In Bridges to Consensus, I recommended three mental or spiritual values that support good consensus building and communication practices: compassion, calmness, and curiosity.  I recommend regular meditation as a way to foster the second value, calmness. Now I’d like to share what is, for me, a new way to think about meditation.

Some people become frustrated if their minds wander while meditating, for example, while counting and concentrating on their breaths. However, mind wandering is normal, and a number of meditation teachers suggest that one calmly observe the fact that the mind has wandered and resume counting. In fact, I once heard someone say that meditation is noticing when the mind wanders.

This week, I read an article[1] about a meditation technique that seems to take this concept a step farther, a step in a direction I think a lot of you readers will like. This meditation technique, recommended by former Buddhist monk Andy Puddicombe of Headspace[2], has only one step: do nothing. He goes on to say that this means simply sit still and observe your thoughts and anxieties without passing judgment, Just experience them.

After reading this, I realized why I’ve experienced such good results when I simply sat outside for a few minutes and looked around noticing things, but not working at any particular train of thought. It always seemed to me that, when I did this, I received the benefits of a good meditation session even if I wasn’t meditating. Now I know that I was meditating.

The article about Puddicombe also points out a couple of problems that ten minutes per day of this do-nothing meditation can solve–loss of focus and stress.

Focus is crucial during negotiation, consensus building, or any other important conversation. But the fast pace of our electronic lives works against focus. Nick Begley, Headspace’s head of research says that a worker using a computer typically changes windows at least thirty-seven times per hour. This divides the worker’s focus. A part of her mind is still on the previous window after she has switched to a different one. This happens any time we changed tasks rapidly, reducing efficiency and ability to distinguish between relevant and irrelevant data. Not where you want to be during an important conversation.

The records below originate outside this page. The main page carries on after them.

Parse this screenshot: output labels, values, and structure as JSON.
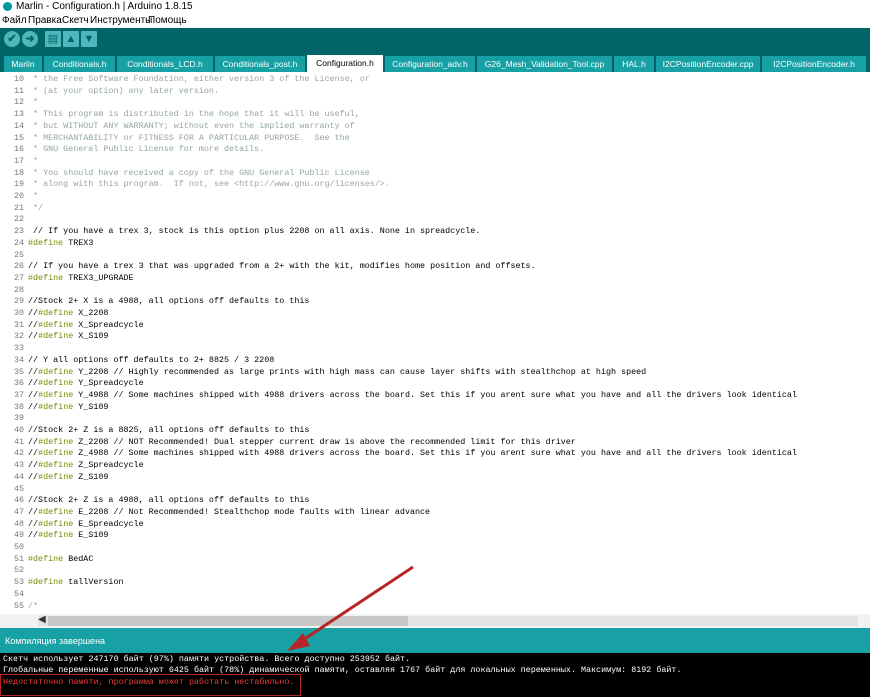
{
  "window": {
    "title": "Marlin - Configuration.h | Arduino 1.8.15"
  },
  "menu": [
    "Файл",
    "Правка",
    "Скетч",
    "Инструменты",
    "Помощь"
  ],
  "toolbar": {
    "buttons": [
      {
        "name": "verify-button",
        "icon": "check-icon",
        "glyph": "✔"
      },
      {
        "name": "upload-button",
        "icon": "arrow-right-icon",
        "glyph": "➜"
      },
      {
        "name": "new-button",
        "icon": "new-file-icon",
        "glyph": "▤"
      },
      {
        "name": "open-button",
        "icon": "upload-arrow-icon",
        "glyph": "▲"
      },
      {
        "name": "save-button",
        "icon": "download-arrow-icon",
        "glyph": "▼"
      }
    ]
  },
  "tabs": [
    {
      "label": "Marlin",
      "active": false
    },
    {
      "label": "Conditionals.h",
      "active": false
    },
    {
      "label": "Conditionals_LCD.h",
      "active": false
    },
    {
      "label": "Conditionals_post.h",
      "active": false
    },
    {
      "label": "Configuration.h",
      "active": true
    },
    {
      "label": "Configuration_adv.h",
      "active": false
    },
    {
      "label": "G26_Mesh_Validation_Tool.cpp",
      "active": false
    },
    {
      "label": "HAL.h",
      "active": false
    },
    {
      "label": "I2CPositionEncoder.cpp",
      "active": false
    },
    {
      "label": "I2CPositionEncoder.h",
      "active": false
    }
  ],
  "code_lines": [
    {
      "n": "10",
      "t": " * the Free Software Foundation, either version 3 of the License, or",
      "c": true
    },
    {
      "n": "11",
      "t": " * (at your option) any later version.",
      "c": true
    },
    {
      "n": "12",
      "t": " *",
      "c": true
    },
    {
      "n": "13",
      "t": " * This program is distributed in the hope that it will be useful,",
      "c": true
    },
    {
      "n": "14",
      "t": " * but WITHOUT ANY WARRANTY; without even the implied warranty of",
      "c": true
    },
    {
      "n": "15",
      "t": " * MERCHANTABILITY or FITNESS FOR A PARTICULAR PURPOSE.  See the",
      "c": true
    },
    {
      "n": "16",
      "t": " * GNU General Public License for more details.",
      "c": true
    },
    {
      "n": "17",
      "t": " *",
      "c": true
    },
    {
      "n": "18",
      "t": " * You should have received a copy of the GNU General Public License",
      "c": true
    },
    {
      "n": "19",
      "t": " * along with this program.  If not, see <http://www.gnu.org/licenses/>.",
      "c": true
    },
    {
      "n": "20",
      "t": " *",
      "c": true
    },
    {
      "n": "21",
      "t": " */",
      "c": true
    },
    {
      "n": "22",
      "t": "",
      "c": false
    },
    {
      "n": "23",
      "t": " // If you have a trex 3, stock is this option plus 2208 on all axis. None in spreadcycle.",
      "c": false
    },
    {
      "n": "24",
      "t": "#define TREX3",
      "c": false
    },
    {
      "n": "25",
      "t": "",
      "c": false
    },
    {
      "n": "26",
      "t": "// If you have a trex 3 that was upgraded from a 2+ with the kit, modifies home position and offsets.",
      "c": false
    },
    {
      "n": "27",
      "t": "#define TREX3_UPGRADE",
      "c": false
    },
    {
      "n": "28",
      "t": "",
      "c": false
    },
    {
      "n": "29",
      "t": "//Stock 2+ X is a 4988, all options off defaults to this",
      "c": false
    },
    {
      "n": "30",
      "t": "//#define X_2208",
      "c": false
    },
    {
      "n": "31",
      "t": "//#define X_Spreadcycle",
      "c": false
    },
    {
      "n": "32",
      "t": "//#define X_S109",
      "c": false
    },
    {
      "n": "33",
      "t": "",
      "c": false
    },
    {
      "n": "34",
      "t": "// Y all options off defaults to 2+ 8825 / 3 2208",
      "c": false
    },
    {
      "n": "35",
      "t": "//#define Y_2208 // Highly recommended as large prints with high mass can cause layer shifts with stealthchop at high speed",
      "c": false
    },
    {
      "n": "36",
      "t": "//#define Y_Spreadcycle",
      "c": false
    },
    {
      "n": "37",
      "t": "//#define Y_4988 // Some machines shipped with 4988 drivers across the board. Set this if you arent sure what you have and all the drivers look identical",
      "c": false
    },
    {
      "n": "38",
      "t": "//#define Y_S109",
      "c": false
    },
    {
      "n": "39",
      "t": "",
      "c": false
    },
    {
      "n": "40",
      "t": "//Stock 2+ Z is a 8825, all options off defaults to this",
      "c": false
    },
    {
      "n": "41",
      "t": "//#define Z_2208 // NOT Recommended! Dual stepper current draw is above the recommended limit for this driver",
      "c": false
    },
    {
      "n": "42",
      "t": "//#define Z_4988 // Some machines shipped with 4988 drivers across the board. Set this if you arent sure what you have and all the drivers look identical",
      "c": false
    },
    {
      "n": "43",
      "t": "//#define Z_Spreadcycle",
      "c": false
    },
    {
      "n": "44",
      "t": "//#define Z_S109",
      "c": false
    },
    {
      "n": "45",
      "t": "",
      "c": false
    },
    {
      "n": "46",
      "t": "//Stock 2+ Z is a 4988, all options off defaults to this",
      "c": false
    },
    {
      "n": "47",
      "t": "//#define E_2208 // Not Recommended! Stealthchop mode faults with linear advance",
      "c": false
    },
    {
      "n": "48",
      "t": "//#define E_Spreadcycle",
      "c": false
    },
    {
      "n": "49",
      "t": "//#define E_S109",
      "c": false
    },
    {
      "n": "50",
      "t": "",
      "c": false
    },
    {
      "n": "51",
      "t": "#define BedAC",
      "c": false
    },
    {
      "n": "52",
      "t": "",
      "c": false
    },
    {
      "n": "53",
      "t": "#define tallVersion",
      "c": false
    },
    {
      "n": "54",
      "t": "",
      "c": false
    },
    {
      "n": "55",
      "t": "/*",
      "c": true
    }
  ],
  "status": {
    "text": "Компиляция завершена"
  },
  "console": {
    "lines": [
      {
        "text": "Скетч использует 247170 байт (97%) памяти устройства. Всего доступно 253952 байт.",
        "error": false
      },
      {
        "text": "Глобальные переменные используют 6425 байт (78%) динамической памяти, оставляя 1767 байт для локальных переменных. Максимум: 8192 байт.",
        "error": false
      },
      {
        "text": "Недостаточно памяти, программа может работать нестабильно.",
        "error": true
      }
    ]
  },
  "colors": {
    "toolbar": "#006468",
    "tab": "#17a1a5",
    "status": "#17a1a5",
    "comment": "#95a5a6",
    "keyword": "#728e00",
    "error": "#ec3b3b",
    "annotation": "#b52626"
  }
}
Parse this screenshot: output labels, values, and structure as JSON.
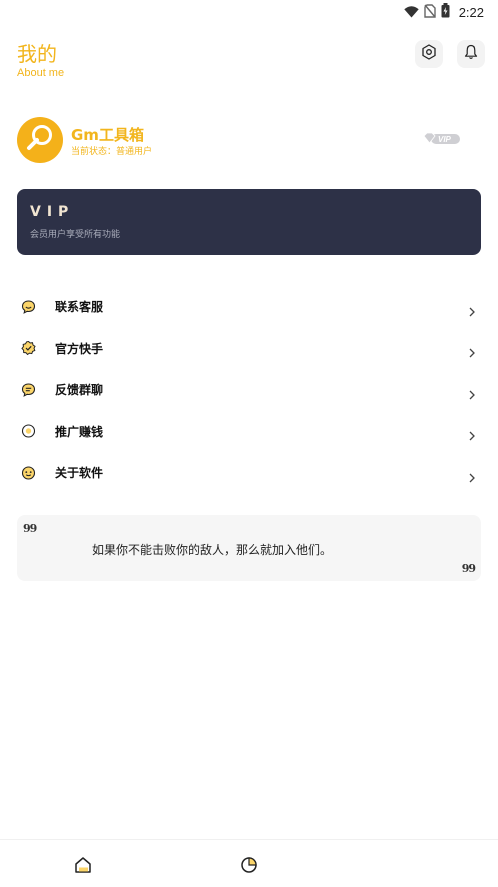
{
  "status_bar": {
    "time": "2:22",
    "icons": [
      "wifi-icon",
      "no-sim-icon",
      "battery-icon"
    ]
  },
  "header": {
    "title": "我的",
    "subtitle": "About me",
    "actions": [
      "settings-icon",
      "bell-icon"
    ]
  },
  "profile": {
    "name": "Gm工具箱",
    "status": "当前状态：普通用户",
    "badge": "VIP",
    "avatar_icon": "wrench-icon"
  },
  "vip_card": {
    "title": "VIP",
    "description": "会员用户享受所有功能"
  },
  "menu": {
    "items": [
      {
        "label": "联系客服",
        "icon": "chat-smile-icon"
      },
      {
        "label": "官方快手",
        "icon": "badge-check-icon"
      },
      {
        "label": "反馈群聊",
        "icon": "message-icon"
      },
      {
        "label": "推广赚钱",
        "icon": "coin-icon"
      },
      {
        "label": "关于软件",
        "icon": "info-face-icon"
      }
    ]
  },
  "quote": {
    "open_mark": "99",
    "text": "如果你不能击败你的敌人，那么就加入他们。",
    "close_mark": "99"
  },
  "bottom_nav": {
    "items": [
      {
        "name": "home",
        "icon": "home-icon"
      },
      {
        "name": "me",
        "icon": "profile-pie-icon"
      }
    ]
  },
  "colors": {
    "accent": "#f2b51d",
    "vip_card_bg": "#2d3147",
    "vip_title": "#f1e5d2",
    "quote_bg": "#f6f6f6"
  }
}
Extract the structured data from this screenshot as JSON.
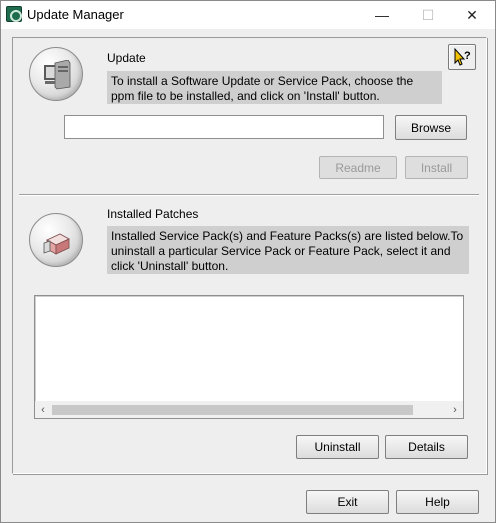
{
  "window": {
    "title": "Update Manager",
    "controls": {
      "minimize": "—",
      "maximize": "☐",
      "close": "✕"
    }
  },
  "update": {
    "heading": "Update",
    "description": "To install a Software Update or Service Pack, choose the ppm file to be installed, and click on 'Install' button.",
    "file_path_value": "",
    "browse_label": "Browse",
    "readme_label": "Readme",
    "install_label": "Install",
    "icon": "computer-icon"
  },
  "patches": {
    "heading": "Installed Patches",
    "description": "Installed Service Pack(s) and Feature Packs(s) are listed below.To uninstall a particular Service Pack or Feature Pack, select it and click 'Uninstall' button.",
    "items": [],
    "uninstall_label": "Uninstall",
    "details_label": "Details",
    "icon": "patch-icon",
    "scroll_left": "‹",
    "scroll_right": "›"
  },
  "footer": {
    "exit_label": "Exit",
    "help_label": "Help"
  },
  "context_help": {
    "glyph": "?",
    "icon": "help-cursor-icon"
  },
  "colors": {
    "background": "#eeeeee",
    "info_box": "#cfcfcf",
    "disabled_text": "#9a9a9a"
  }
}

Ten minutes of “do-nothing” meditation helps to reset your focus on the day in question, and like any other good meditation practice, when done regularly, also produces long-range benefits. One of these deals directly with the second problem identified above—stress. It replaces that stress with calmness and builds your ability to calm yourself more easily and quickly before or during an important interaction.

Now that the weather is becoming milder, I plan to get that lawn chair out of the garage and resume my practice of “do-nothing” meditation on my patio. But wherever you try this, I hope you do, and I’ll be glad to hear how it goes for you.

[1] Francesca Fenzi, “How to Refresh Your Brain—in 10 Minutes,,

[2] “An entrepreneurial venture designed to demystify meditation and make it easily accessible to all audiences,” Ibid.